STRUCTURE AND DYNAMICS OF THE b-N-ACETYLHEXOSAMINIDASE IN NATIVE AND DEGLYCOSYLED FORM REVEALED BY HOMOLOGY MODELING AND VIBRATIONAL SPECTROSCOPY
R. Ettrich,1 V. Kopecký Jr.,2
K. Hofbauerová,3,4 V. Baumruk,2 and
K. Bezouška3,4
1Laboratory of High Performance Computing,
Institute of Physical Biology of USB and Institute of Landscape Ecology of AS
CR, Zámek 136, Nové Hrady, CZ-37333, Czech Republic
2Institute of Physics, Faculty of
Mathematics and Physics, Charles University, Ke Karlovu 5, Prague 2, CZ-12116,
Czech Republic
3Department of Biochemistry, Faculty of
Science, Charles University, Albertov 2030, Prague 2, CZ-12840, Czech
Republic, e-mail: hofbauer@biomed.cas.cz
4Institute of Microbiology, Academy of
Sciences of the Czech Republic, Vídeňská 1083, Prague 4, CZ-14220, Czech
Republic
Glycoprotein b-N-acetylhexosaminidase from Aspergillus oryzae catalyses hydrolysis of chitobiose into constituent monosaccharides. The enzyme is physiologically important during the life cycle of fungi [1]. There is an interest in the catalytic mechanism by which these enzymes cleave their substrate since these processes are important in human diseases and control of fungal and insect pests.
Homology
modeling with the Modeller program [2] used the coordinates for a S. marcescens, S. plicatus and human
lysosomal-hexosaminidase (enzymes of glycohydrolase family 20 with a 44% degree
of similarity). Refinement was achieved through algorithmic analysis and
minimization with the TRIPOS force field in the SYBYL/MAXIMIN2 module. The
model structure has been confronted with data from FTIR and Raman spectroscopy
obtained with the enzyme (both native and deglycosylated form) purified from
the medium of the producing organism A.
oryzae. The secondary structure determined from analysis of FTIR amide I
and II bands and Raman amide I corresponds well to our molecular model. The
results from Raman and FTIR spectroscopy demonstrate the differences in
secondary structure content caused by deglycosylation of the protein.

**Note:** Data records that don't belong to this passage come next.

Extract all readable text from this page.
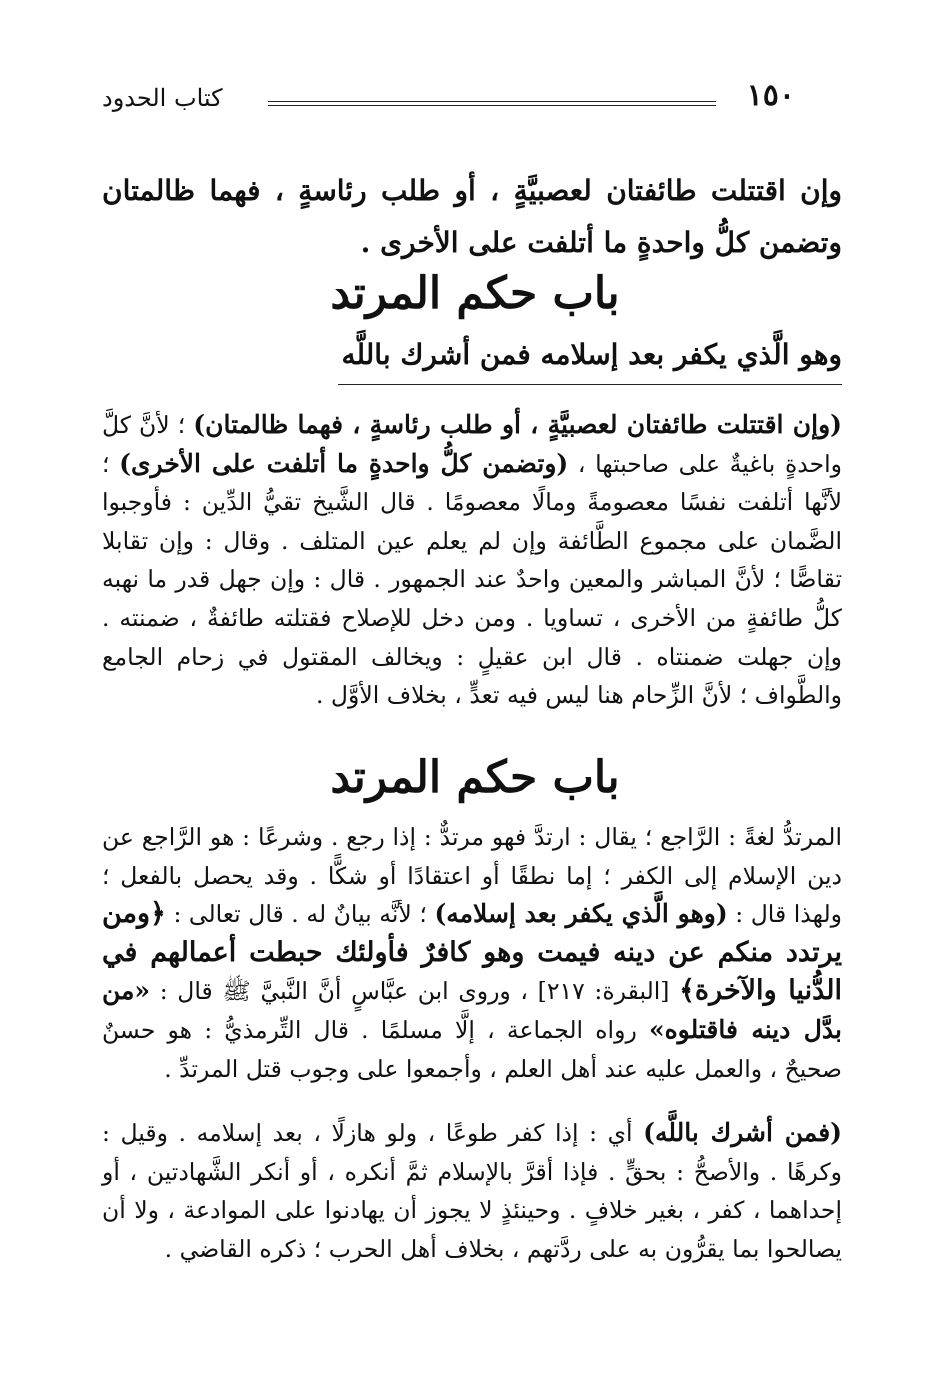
١٥٠
كتاب الحدود
وإن اقتتلت طائفتان لعصبيَّةٍ ، أو طلب رئاسةٍ ، فهما ظالمتان وتضمن كلُّ واحدةٍ ما أتلفت على الأخرى .
باب حكم المرتد
وهو الَّذي يكفر بعد إسلامه فمن أشرك باللَّه
(وإن اقتتلت طائفتان لعصبيَّةٍ ، أو طلب رئاسةٍ ، فهما ظالمتان) ؛ لأنَّ كلَّ واحدةٍ باغيةٌ على صاحبتها ، (وتضمن كلُّ واحدةٍ ما أتلفت على الأخرى) ؛ لأنَّها أتلفت نفسًا معصومةً ومالًا معصومًا . قال الشَّيخ تقيُّ الدِّين : فأوجبوا الضَّمان على مجموع الطَّائفة وإن لم يعلم عين المتلف . وقال : وإن تقابلا تقاصًّا ؛ لأنَّ المباشر والمعين واحدٌ عند الجمهور . قال : وإن جهل قدر ما نهبه كلُّ طائفةٍ من الأخرى ، تساويا . ومن دخل للإصلاح فقتلته طائفةٌ ، ضمنته . وإن جهلت ضمنتاه . قال ابن عقيلٍ : ويخالف المقتول في زحام الجامع والطَّواف ؛ لأنَّ الزِّحام هنا ليس فيه تعدٍّ ، بخلاف الأوَّل .
باب حكم المرتد
المرتدُّ لغةً : الرَّاجع ؛ يقال : ارتدَّ فهو مرتدٌّ : إذا رجع . وشرعًا : هو الرَّاجع عن دين الإسلام إلى الكفر ؛ إما نطقًا أو اعتقادًا أو شكًّا . وقد يحصل بالفعل ؛ ولهذا قال : (وهو الَّذي يكفر بعد إسلامه) ؛ لأنَّه بيانٌ له . قال تعالى : ﴿ومن يرتدد منكم عن دينه فيمت وهو كافرٌ فأولئك حبطت أعمالهم في الدُّنيا والآخرة﴾ [البقرة: ٢١٧] ، وروى ابن عبَّاسٍ أنَّ النَّبيَّ ﷺ قال : «من بدَّل دينه فاقتلوه» رواه الجماعة ، إلَّا مسلمًا . قال التِّرمذيُّ : هو حسنٌ صحيحٌ ، والعمل عليه عند أهل العلم ، وأجمعوا على وجوب قتل المرتدِّ .
(فمن أشرك باللَّه) أي : إذا كفر طوعًا ، ولو هازلًا ، بعد إسلامه . وقيل : وكرهًا . والأصحُّ : بحقٍّ . فإذا أقرَّ بالإسلام ثمَّ أنكره ، أو أنكر الشَّهادتين ، أو إحداهما ، كفر ، بغير خلافٍ . وحينئذٍ لا يجوز أن يهادنوا على الموادعة ، ولا أن يصالحوا بما يقرُّون به على ردَّتهم ، بخلاف أهل الحرب ؛ ذكره القاضي .
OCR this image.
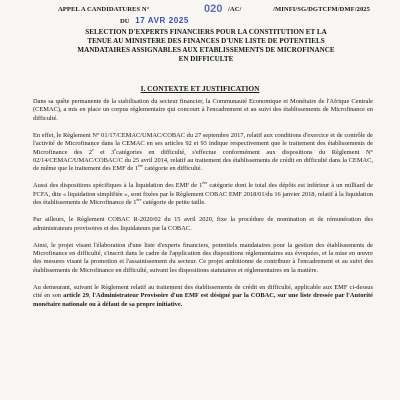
APPEL A CANDIDATURES N°	020 /AC/	/MINFI/SG/DGTCFM/DMF/2025
DU 17 AVR 2025

SELECTION D'EXPERTS FINANCIERS POUR LA CONSTITUTION ET LA

TENUE AU MINISTERE DES FINANCES D'UNE LISTE DE POTENTIELS

MANDATAIRES ASSIGNABLES AUX ETABLISSEMENTS DE MICROFINANCE

EN DIFFICULTE

I. CONTEXTE ET JUSTIFICATION

Dans sa quête permanente de la stabilisation du secteur financier, la Communauté Economique et Monétaire de l'Afrique Centrale (CEMAC), a mis en place un corpus réglementaire qui concourt à l'encadrement et au suivi des établissements de Microfinance en difficulté.

En effet, le Règlement N° 01/17/CEMAC/UMAC/COBAC du 27 septembre 2017, relatif aux conditions d'exercice et de contrôle de l'activité de Microfinance dans la CEMAC en ses articles 92 et 93 indique respectivement que le traitement des établissements de Microfinance des 2e et 3ecatégories en difficulté, s'effectue conformément aux dispositions du Règlement N° 02/14/CEMAC/UMAC/COBAC/C du 25 avril 2014, relatif au traitement des établissements de crédit en difficulté dans la CEMAC, de même que le traitement des EMF de 1ère catégorie en difficulté.

Aussi des dispositions spécifiques à la liquidation des EMF de 1ère catégorie dont le total des dépôts est inférieur à un milliard de FCFA, dite « liquidation simplifiée », sont fixées par le Règlement COBAC EMF 2018/01/du 16 janvier 2018, relatif à la liquidation des établissements de Microfinance de 1ère catégorie de petite taille.

Par ailleurs, le Règlement COBAC R-2020/02 du 15 avril 2020, fixe la procédure de nomination et de rémunération des administrateurs provisoires et des liquidateurs par la COBAC.

Ainsi, le projet visant l'élaboration d'une liste d'experts financiers, potentiels mandataires pour la gestion des établissements de Microfinance en difficulté, s'inscrit dans le cadre de l'application des dispositions réglementaires sus évoquées, et la mise en œuvre des mesures visant la promotion et l'assainissement du secteur. Ce projet ambitionne de contribuer à l'encadrement et au suivi des établissements de Microfinance en difficulté, suivant les dispositions statutaires et réglementaires en la matière.

Au demeurant, suivant le Règlement relatif au traitement des établissements de crédit en difficulté, applicable aux EMF ci-dessus cité en son article 29, l'Administrateur Provisoire d'un EMF est désigné par la COBAC, sur une liste dressée par l'Autorité monétaire nationale ou à défaut de sa propre initiative.
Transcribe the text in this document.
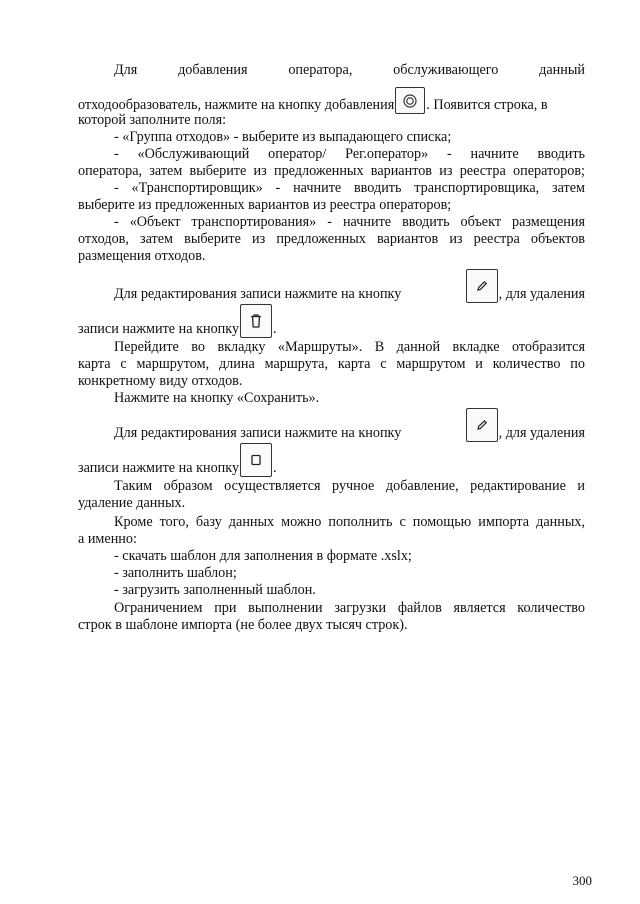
Для добавления оператора, обслуживающего данный
отходообразователь, нажмите на кнопку добавления . Появится строка, в
которой заполните поля:
- «Группа отходов» - выберите из выпадающего списка;
- «Обслуживающий оператор/ Рег.оператор» - начните вводить
оператора, затем выберите из предложенных вариантов из реестра операторов;
- «Транспортировщик» - начните вводить транспортировщика, затем
выберите из предложенных вариантов из реестра операторов;
- «Объект транспортирования» - начните вводить объект размещения
отходов, затем выберите из предложенных вариантов из реестра объектов
размещения отходов.
Для редактирования записи нажмите на кнопку	, для удаления
записи нажмите на кнопку .
Перейдите во вкладку «Маршруты». В данной вкладке отобразится
карта с маршрутом, длина маршрута, карта с маршрутом и количество по
конкретному виду отходов.
Нажмите на кнопку «Сохранить».
Для редактирования записи нажмите на кнопку	, для удаления
записи нажмите на кнопку .
Таким образом осуществляется ручное добавление, редактирование и
удаление данных.
Кроме того, базу данных можно пополнить с помощью импорта данных,
а именно:
- скачать шаблон для заполнения в формате .xslx;
- заполнить шаблон;
- загрузить заполненный шаблон.
Ограничением при выполнении загрузки файлов является количество
строк в шаблоне импорта (не более двух тысяч строк).
300
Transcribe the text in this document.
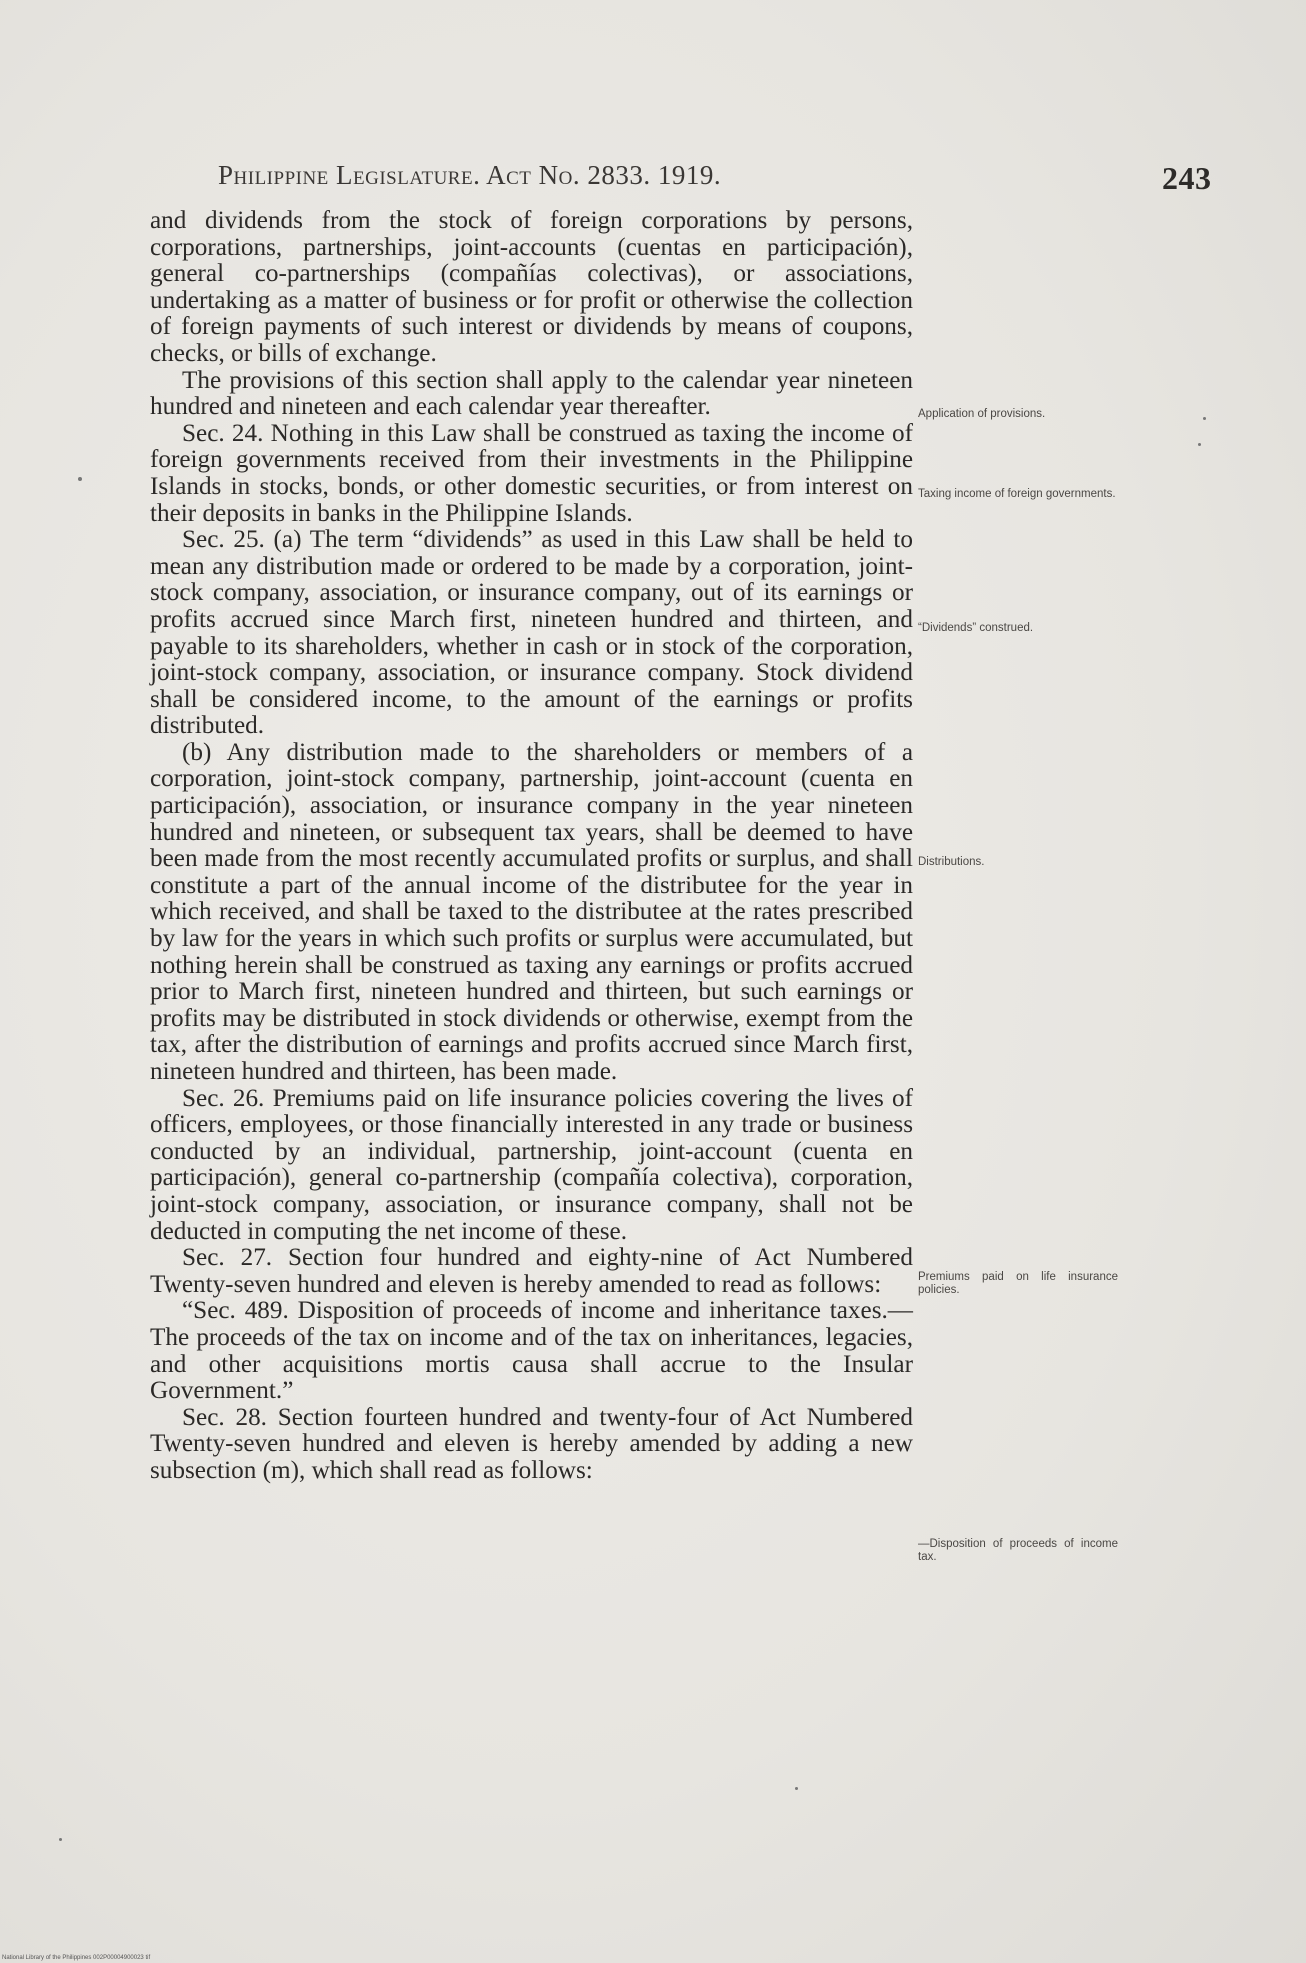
Philippine Legislature. Act No. 2833. 1919.	243

and dividends from the stock of foreign corporations by persons, corporations, partnerships, joint-accounts (cuentas en participación), general co-partnerships (compañías colectivas), or associations, undertaking as a matter of business or for profit or otherwise the collection of foreign payments of such interest or dividends by means of coupons, checks, or bills of exchange.

The provisions of this section shall apply to the calendar year nineteen hundred and nineteen and each calendar year thereafter.

Sec. 24. Nothing in this Law shall be construed as taxing the income of foreign governments received from their investments in the Philippine Islands in stocks, bonds, or other domestic securities, or from interest on their deposits in banks in the Philippine Islands.

Sec. 25. (a) The term “dividends” as used in this Law shall be held to mean any distribution made or ordered to be made by a corporation, joint-stock company, association, or insurance company, out of its earnings or profits accrued since March first, nineteen hundred and thirteen, and payable to its shareholders, whether in cash or in stock of the corporation, joint-stock company, association, or insurance company. Stock dividend shall be considered income, to the amount of the earnings or profits distributed.

(b) Any distribution made to the shareholders or members of a corporation, joint-stock company, partnership, joint-account (cuenta en participación), association, or insurance company in the year nineteen hundred and nineteen, or subsequent tax years, shall be deemed to have been made from the most recently accumulated profits or surplus, and shall constitute a part of the annual income of the distributee for the year in which received, and shall be taxed to the distributee at the rates prescribed by law for the years in which such profits or surplus were accumulated, but nothing herein shall be construed as taxing any earnings or profits accrued prior to March first, nineteen hundred and thirteen, but such earnings or profits may be distributed in stock dividends or otherwise, exempt from the tax, after the distribution of earnings and profits accrued since March first, nineteen hundred and thirteen, has been made.

Sec. 26. Premiums paid on life insurance policies covering the lives of officers, employees, or those financially interested in any trade or business conducted by an individual, partnership, joint-account (cuenta en participación), general co-partnership (compañía colectiva), corporation, joint-stock company, association, or insurance company, shall not be deducted in computing the net income of these.

Sec. 27. Section four hundred and eighty-nine of Act Numbered Twenty-seven hundred and eleven is hereby amended to read as follows:

“Sec. 489. Disposition of proceeds of income and inheritance taxes.—The proceeds of the tax on income and of the tax on inheritances, legacies, and other acquisitions mortis causa shall accrue to the Insular Government.”

Sec. 28. Section fourteen hundred and twenty-four of Act Numbered Twenty-seven hundred and eleven is hereby amended by adding a new subsection (m), which shall read as follows:

Application of provisions.
Taxing income of foreign governments.
“Dividends” construed.
Distributions.
Premiums paid on life insurance policies.
—Disposition of proceeds of income tax.
National Library of the Philippines 002P00004900023 tif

Thermal dynamics in the range of 5–70 °C monitored by Raman spectroscopy and analyzed by homospectral 2D-correlation analysis revealed also significant changes in dynamics of proteins in native and deglycosyled forms. Glycans attached on the surface of the protein stabilize mostly hydrophobic parts of b-sheet structures that can prevent the proteins from aggregation. Therefore, we can conclude that our model of b-N-acetylhexosaminidase brings better understanding of the protein structure and dynamics with respect to its carbohydrate part.
Support
from the Institutional Research Concept of the Academy of Science of the Czech
Republic (No. AVOZ50200510, No. AVOZ60870520) and from the Ministry of
Education of the Czech Republic (No. MSM0021620835, No. MSM6007665808) and the
Grant Agency of the Czech Republic (No. 203/04/1045) is gratefully
acknowledged.
[1] Q. Cheng, H. Li, K. Merdek, J. T. Park, J. Bacteriol. 182 (2000) 4836–4840.
[2] A. Sali and J.P. Overington, Protein Sci. 3 (1994) 1582–1596.